A statement issued by the Coalition of Patriots for Change (CPC), which began an offensive against the government last Friday, said a “72-hour unilateral ceasefire… will be observed across the country by all patriots’ fighting troops.”
The statement, which was dated Wednesday, was confirmed to AFP on Thursday as authentic by two of the six groups in the CPC.
The CPC’s creation was announced on December 19 by armed groups who accused President Faustin Archange Touadera, who is seeking a second term, of trying to fix the December 27 elections.
Its components are some of the armed groups that control most of the territory in the impoverished country.
At the weekend, the government accused Touadera’s ousted predecessor, Francois Bozize, of scheming with the militias and of trying to carry out a coup.

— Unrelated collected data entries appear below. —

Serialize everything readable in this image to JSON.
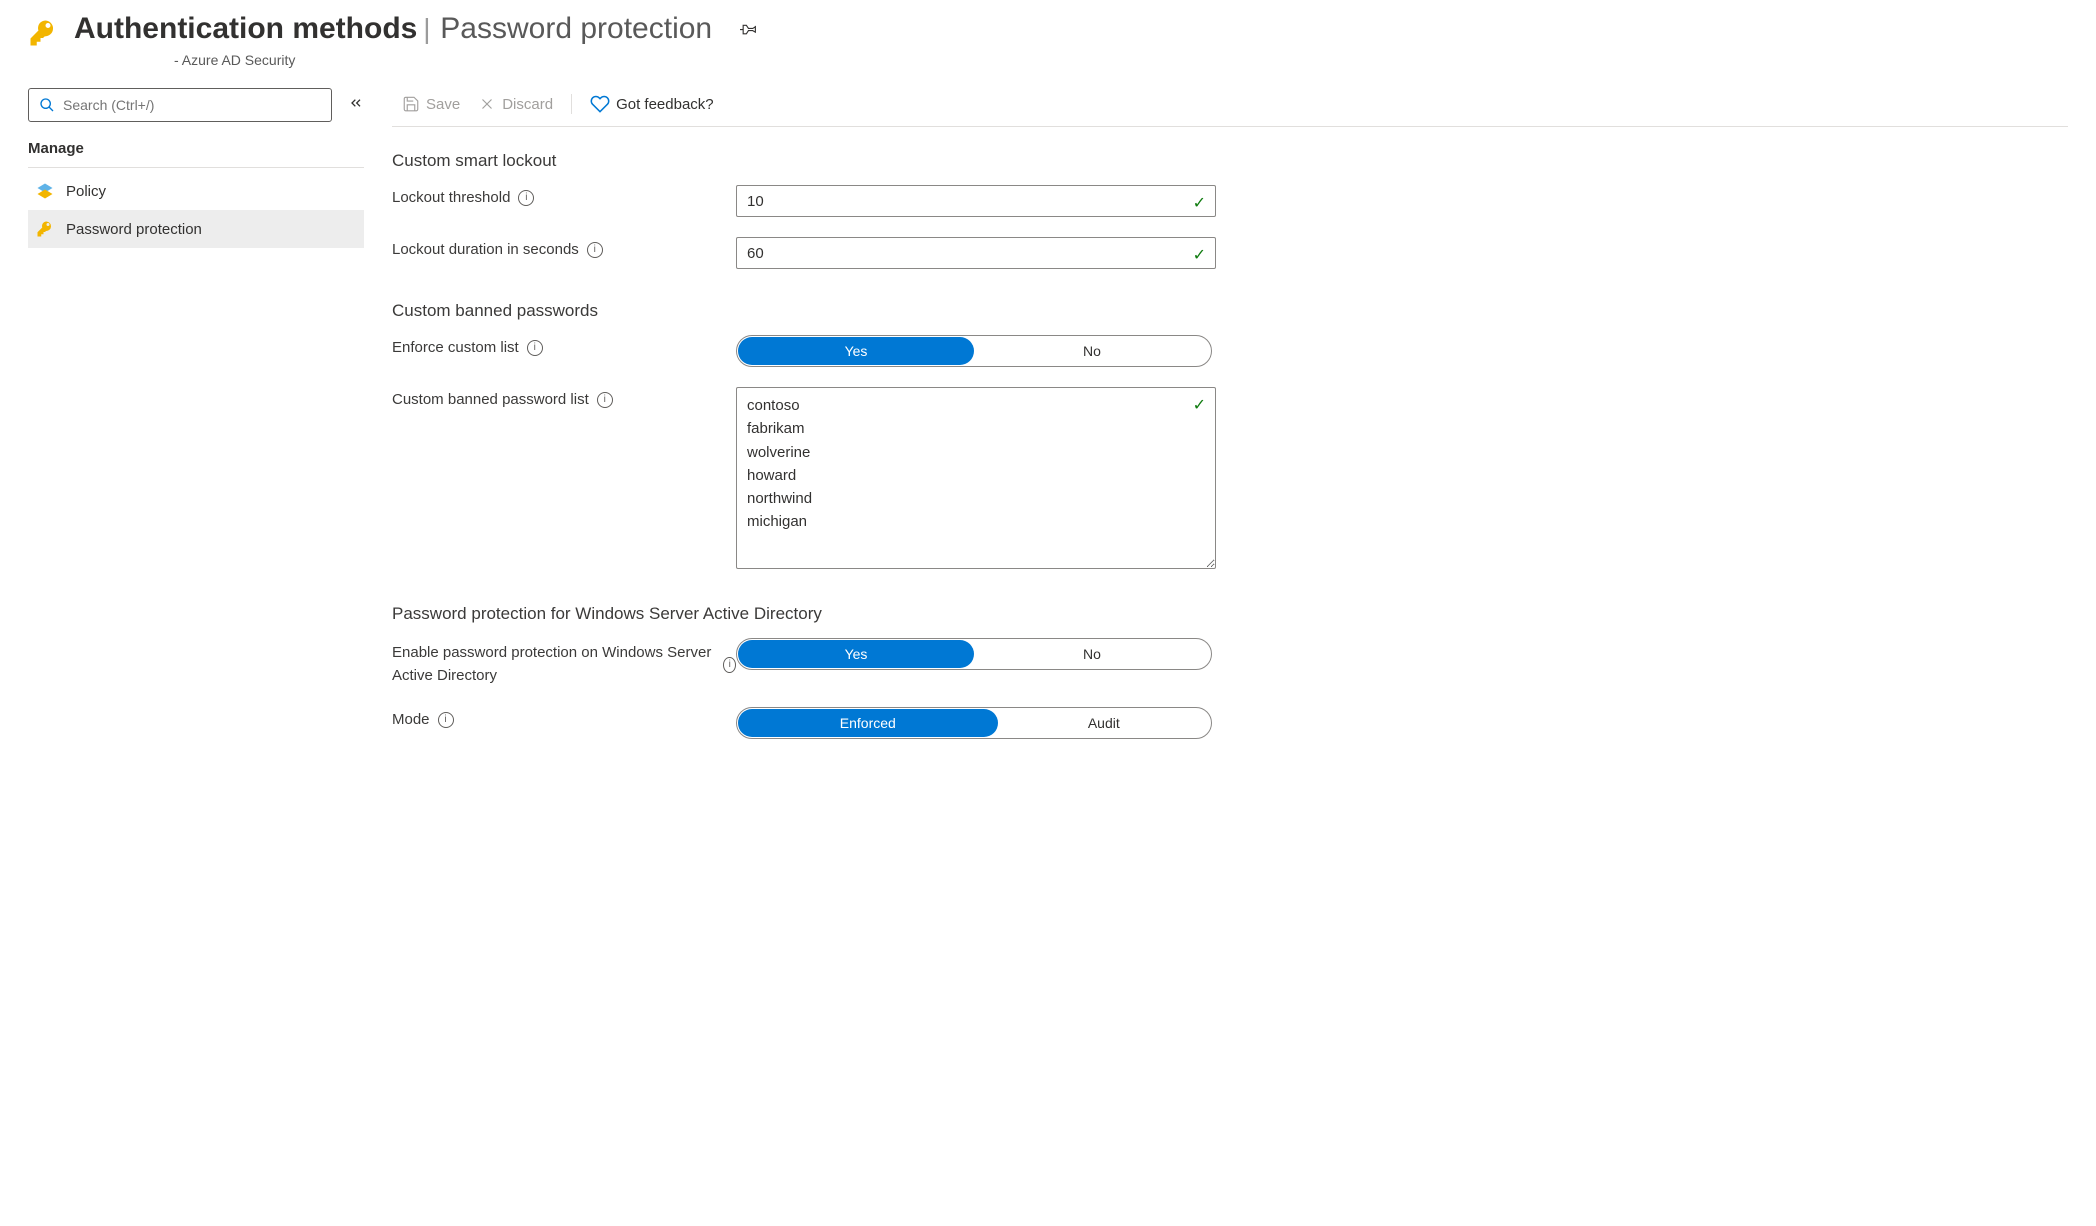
{
  "header": {
    "title": "Authentication methods",
    "subtitle": "Password protection",
    "breadcrumb": "- Azure AD Security"
  },
  "search": {
    "placeholder": "Search (Ctrl+/)"
  },
  "sidebar": {
    "section": "Manage",
    "items": [
      {
        "label": "Policy"
      },
      {
        "label": "Password protection"
      }
    ]
  },
  "toolbar": {
    "save": "Save",
    "discard": "Discard",
    "feedback": "Got feedback?"
  },
  "sections": {
    "lockout": {
      "title": "Custom smart lockout",
      "threshold_label": "Lockout threshold",
      "threshold_value": "10",
      "duration_label": "Lockout duration in seconds",
      "duration_value": "60"
    },
    "banned": {
      "title": "Custom banned passwords",
      "enforce_label": "Enforce custom list",
      "enforce_yes": "Yes",
      "enforce_no": "No",
      "list_label": "Custom banned password list",
      "list_value": "contoso\nfabrikam\nwolverine\nhoward\nnorthwind\nmichigan"
    },
    "winserver": {
      "title": "Password protection for Windows Server Active Directory",
      "enable_label": "Enable password protection on Windows Server Active Directory",
      "enable_yes": "Yes",
      "enable_no": "No",
      "mode_label": "Mode",
      "mode_enforced": "Enforced",
      "mode_audit": "Audit"
    }
  }
}
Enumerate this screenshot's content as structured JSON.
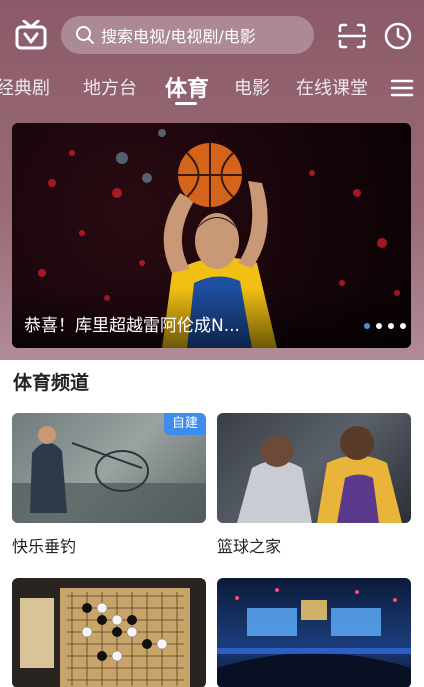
{
  "search": {
    "placeholder": "搜索电视/电视剧/电影"
  },
  "tabs": [
    {
      "label": "经典剧"
    },
    {
      "label": "地方台"
    },
    {
      "label": "体育"
    },
    {
      "label": "电影"
    },
    {
      "label": "在线课堂"
    }
  ],
  "active_tab": "体育",
  "banner": {
    "caption": "恭喜！库里超越雷阿伦成N...",
    "dot_count": 4,
    "active_dot": 0
  },
  "section": {
    "title": "体育频道"
  },
  "channels": [
    {
      "label": "快乐垂钓",
      "badge": "自建"
    },
    {
      "label": "篮球之家",
      "badge": ""
    },
    {
      "label": "",
      "badge": ""
    },
    {
      "label": "",
      "badge": ""
    }
  ],
  "colors": {
    "header": "#8a5a68",
    "accent": "#4a90e2",
    "badge": "#3d8cf0"
  },
  "icons": [
    "tv-icon",
    "search-icon",
    "scan-icon",
    "clock-icon",
    "menu-icon"
  ]
}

Armed groups sought to advance down the main highways towards Bangui, but were stopped, according to the UN peacekeeping force MINUSCA.
Clashes that had flared in several areas had halted on Thursday, NGOs and the UN said.
Sunday’s presidential and legislative elections are deemed a key test of the strife-torn country’s ability to recover stability.
The CPC statement was confirmed by two armed groups — the 3R and the Popular Front for the Rebirth of Central Africa (FPRC).
The communique called on the government to “also observe a ceasefire over the same period” and urged Touadera — the frontrunner in the vote — to “suspend the elections, whose conditions for sound organisation have never been good.”
Government spokesman Ange-Maxime Kazagui dismissed the document, which he said was “unsigned.”
“It’s a unilateral ceasefire, a non-event, and we haven’t seen these people stop what they’re doing,” he told AFP.
Mineral-rich but rated the world’s second-poorest country under the Human Development Index, the CAR has been chronically unstable since independence 60 years ago.
A civil war erupted in March 2013 when mostly Muslim rebels in a coalition called Seleka stormed the capital and removed Bozize, a Christian and former general who had seized power a decade earlier.
Other groups, notably Christians and animists, then organised their own militias, prompting fears of a genocide along sectarian lines.
France sent in some 2,000 soldiers under a UN mandate.
In 2014, the UN sent its own mission, MINUSCA, and in 2016 elections were held, won by Touadera, a technocrat educated in France and Cameroon.
Since 2013, thousands of people have died and more than a quarter of the population of 4.9 million have fled their homes.